Here is the specs I am shooting for:
* 4.5 digit, autoranging, true RMS, 4-wire resistance measurement
* Double-layer board, single-side load, through hole only.
* Two-board construct (one main board, one display board)
* Bench multimeter with built-in mains power supply for 240V (replaceable transformer for 120V operation)
* Little to no microcontroller involvement.
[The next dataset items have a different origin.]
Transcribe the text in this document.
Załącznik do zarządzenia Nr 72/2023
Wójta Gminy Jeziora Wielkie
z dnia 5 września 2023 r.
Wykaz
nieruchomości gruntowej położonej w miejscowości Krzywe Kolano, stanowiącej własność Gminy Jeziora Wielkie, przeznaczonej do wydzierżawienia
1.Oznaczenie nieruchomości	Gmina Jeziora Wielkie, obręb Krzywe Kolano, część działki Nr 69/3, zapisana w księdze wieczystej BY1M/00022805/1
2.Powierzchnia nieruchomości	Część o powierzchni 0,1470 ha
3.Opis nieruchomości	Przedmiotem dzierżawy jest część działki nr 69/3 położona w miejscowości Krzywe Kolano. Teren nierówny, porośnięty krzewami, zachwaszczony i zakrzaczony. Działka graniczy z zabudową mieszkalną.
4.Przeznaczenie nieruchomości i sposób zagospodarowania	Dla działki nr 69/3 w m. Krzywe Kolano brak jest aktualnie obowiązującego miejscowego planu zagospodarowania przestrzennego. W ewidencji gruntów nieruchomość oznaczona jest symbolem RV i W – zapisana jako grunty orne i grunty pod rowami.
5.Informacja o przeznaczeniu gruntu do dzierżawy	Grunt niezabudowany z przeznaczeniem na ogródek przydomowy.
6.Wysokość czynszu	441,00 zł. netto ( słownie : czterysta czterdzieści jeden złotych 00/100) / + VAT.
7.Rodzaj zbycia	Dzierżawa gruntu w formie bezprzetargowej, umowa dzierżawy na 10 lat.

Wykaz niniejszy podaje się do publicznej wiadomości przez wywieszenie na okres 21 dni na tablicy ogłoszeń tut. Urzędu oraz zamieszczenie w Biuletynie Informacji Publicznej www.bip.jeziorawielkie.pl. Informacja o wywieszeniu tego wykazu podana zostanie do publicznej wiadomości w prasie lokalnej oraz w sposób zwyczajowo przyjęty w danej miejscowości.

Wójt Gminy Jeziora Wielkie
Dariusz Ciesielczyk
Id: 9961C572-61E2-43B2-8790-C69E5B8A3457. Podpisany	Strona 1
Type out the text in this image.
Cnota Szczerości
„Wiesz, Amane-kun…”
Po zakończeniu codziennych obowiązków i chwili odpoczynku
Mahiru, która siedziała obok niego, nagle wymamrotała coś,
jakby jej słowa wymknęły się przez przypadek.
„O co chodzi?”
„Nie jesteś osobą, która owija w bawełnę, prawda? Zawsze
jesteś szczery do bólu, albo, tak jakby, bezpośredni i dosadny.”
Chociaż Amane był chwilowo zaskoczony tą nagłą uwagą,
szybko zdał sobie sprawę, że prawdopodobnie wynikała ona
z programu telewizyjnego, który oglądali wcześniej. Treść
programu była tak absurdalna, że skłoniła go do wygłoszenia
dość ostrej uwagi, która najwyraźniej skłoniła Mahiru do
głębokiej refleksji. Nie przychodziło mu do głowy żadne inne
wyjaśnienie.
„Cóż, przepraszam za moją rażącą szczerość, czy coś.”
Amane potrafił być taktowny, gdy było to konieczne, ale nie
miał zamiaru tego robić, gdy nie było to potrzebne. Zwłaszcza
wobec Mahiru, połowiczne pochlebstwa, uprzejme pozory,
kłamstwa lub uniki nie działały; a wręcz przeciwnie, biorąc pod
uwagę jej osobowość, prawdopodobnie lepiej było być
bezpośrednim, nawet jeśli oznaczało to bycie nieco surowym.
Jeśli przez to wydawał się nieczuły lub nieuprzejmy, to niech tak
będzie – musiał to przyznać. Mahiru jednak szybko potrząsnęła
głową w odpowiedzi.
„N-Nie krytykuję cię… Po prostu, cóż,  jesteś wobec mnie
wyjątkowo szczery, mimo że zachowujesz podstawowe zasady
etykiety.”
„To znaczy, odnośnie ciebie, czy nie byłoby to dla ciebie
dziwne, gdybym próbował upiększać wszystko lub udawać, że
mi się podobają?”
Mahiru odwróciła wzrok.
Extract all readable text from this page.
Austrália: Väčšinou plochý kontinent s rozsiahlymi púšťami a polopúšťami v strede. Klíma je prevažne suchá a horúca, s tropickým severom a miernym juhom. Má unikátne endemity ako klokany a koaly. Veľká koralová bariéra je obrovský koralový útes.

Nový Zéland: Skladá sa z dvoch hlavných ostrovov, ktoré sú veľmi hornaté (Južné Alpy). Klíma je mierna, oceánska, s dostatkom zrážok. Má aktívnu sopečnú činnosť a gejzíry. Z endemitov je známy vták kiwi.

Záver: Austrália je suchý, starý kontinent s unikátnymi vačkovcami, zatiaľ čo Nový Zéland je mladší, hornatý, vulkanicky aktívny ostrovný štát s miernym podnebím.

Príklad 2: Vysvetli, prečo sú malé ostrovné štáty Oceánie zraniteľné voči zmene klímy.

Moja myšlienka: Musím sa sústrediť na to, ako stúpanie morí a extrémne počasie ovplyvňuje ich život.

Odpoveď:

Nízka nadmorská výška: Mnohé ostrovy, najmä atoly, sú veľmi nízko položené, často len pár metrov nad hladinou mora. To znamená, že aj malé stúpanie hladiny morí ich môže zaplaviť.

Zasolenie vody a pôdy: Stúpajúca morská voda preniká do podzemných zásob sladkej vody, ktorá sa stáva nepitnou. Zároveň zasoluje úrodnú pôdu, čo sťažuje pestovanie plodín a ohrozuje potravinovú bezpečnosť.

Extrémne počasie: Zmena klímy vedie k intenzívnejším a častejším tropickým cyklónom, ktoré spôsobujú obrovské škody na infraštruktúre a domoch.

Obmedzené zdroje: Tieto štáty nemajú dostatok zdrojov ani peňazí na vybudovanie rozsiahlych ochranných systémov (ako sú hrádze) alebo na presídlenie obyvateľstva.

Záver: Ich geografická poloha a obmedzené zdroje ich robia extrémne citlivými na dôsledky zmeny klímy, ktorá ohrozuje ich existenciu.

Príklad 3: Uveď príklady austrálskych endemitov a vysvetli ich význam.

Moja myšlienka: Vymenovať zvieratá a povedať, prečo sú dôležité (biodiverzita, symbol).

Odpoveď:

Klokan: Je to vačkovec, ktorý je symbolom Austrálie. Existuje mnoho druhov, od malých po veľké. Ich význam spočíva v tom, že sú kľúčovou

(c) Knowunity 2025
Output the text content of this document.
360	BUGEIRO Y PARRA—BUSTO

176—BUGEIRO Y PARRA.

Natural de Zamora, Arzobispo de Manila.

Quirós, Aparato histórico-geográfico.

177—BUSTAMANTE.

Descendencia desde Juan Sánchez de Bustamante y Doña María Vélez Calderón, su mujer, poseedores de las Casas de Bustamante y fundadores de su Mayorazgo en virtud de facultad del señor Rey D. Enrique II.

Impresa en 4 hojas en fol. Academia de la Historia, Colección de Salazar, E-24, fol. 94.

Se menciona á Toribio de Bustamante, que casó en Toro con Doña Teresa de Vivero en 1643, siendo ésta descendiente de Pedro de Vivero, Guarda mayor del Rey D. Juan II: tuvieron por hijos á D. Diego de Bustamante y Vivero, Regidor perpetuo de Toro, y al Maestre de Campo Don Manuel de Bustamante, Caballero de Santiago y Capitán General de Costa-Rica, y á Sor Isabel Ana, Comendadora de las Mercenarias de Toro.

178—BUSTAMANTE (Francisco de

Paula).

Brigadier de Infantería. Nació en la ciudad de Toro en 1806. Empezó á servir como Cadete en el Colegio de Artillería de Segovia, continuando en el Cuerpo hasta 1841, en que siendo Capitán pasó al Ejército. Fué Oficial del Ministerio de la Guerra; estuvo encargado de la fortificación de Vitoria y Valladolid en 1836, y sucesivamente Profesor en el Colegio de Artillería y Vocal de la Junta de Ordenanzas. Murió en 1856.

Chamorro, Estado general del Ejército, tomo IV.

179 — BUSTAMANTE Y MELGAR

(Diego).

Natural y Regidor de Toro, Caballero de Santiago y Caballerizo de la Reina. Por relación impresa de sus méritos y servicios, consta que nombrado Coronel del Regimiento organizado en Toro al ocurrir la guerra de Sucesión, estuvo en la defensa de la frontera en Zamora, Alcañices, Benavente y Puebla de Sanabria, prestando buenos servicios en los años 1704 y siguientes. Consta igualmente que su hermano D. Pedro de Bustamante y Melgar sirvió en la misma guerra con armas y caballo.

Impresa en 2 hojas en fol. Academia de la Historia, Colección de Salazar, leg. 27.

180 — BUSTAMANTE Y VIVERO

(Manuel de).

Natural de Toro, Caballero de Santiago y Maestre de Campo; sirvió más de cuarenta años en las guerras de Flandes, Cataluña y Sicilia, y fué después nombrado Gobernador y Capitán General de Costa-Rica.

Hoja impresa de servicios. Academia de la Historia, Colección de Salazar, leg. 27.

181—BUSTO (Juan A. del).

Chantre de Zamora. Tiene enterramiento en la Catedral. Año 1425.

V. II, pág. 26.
If MCU is required for some reason, use up to two AT89C2051s (pot-fest)
* 7-segment LED display
* CMOS
The core ADC chip I am using is ICL7135 @ 100kHz.
Here is the ranges:
* Volts: 20mV, 200mV, 2V, 20V, 200V, 600V/2kV (10M or 10k input impedence)
* Amps: 200uA, 2mA, 20mA, 200mA, 2A, 10A (shared jack)
* Ohms: 20R, 200R, 2k, 20k, 200k, 2M
All those ranges covers 6 orders of magnitude, which corresponds to the 6 output pins of the autoranging PLD. Additional modes selectable through the knob:
* Diode drop (12V burden voltage so even those high-voltage LEDs will work, uses the 1mA constant current source)
* Capacitor ESR (0.2V drive voltage - lower than Schottky diode and some Ge diode voltage drop - how to implement it?)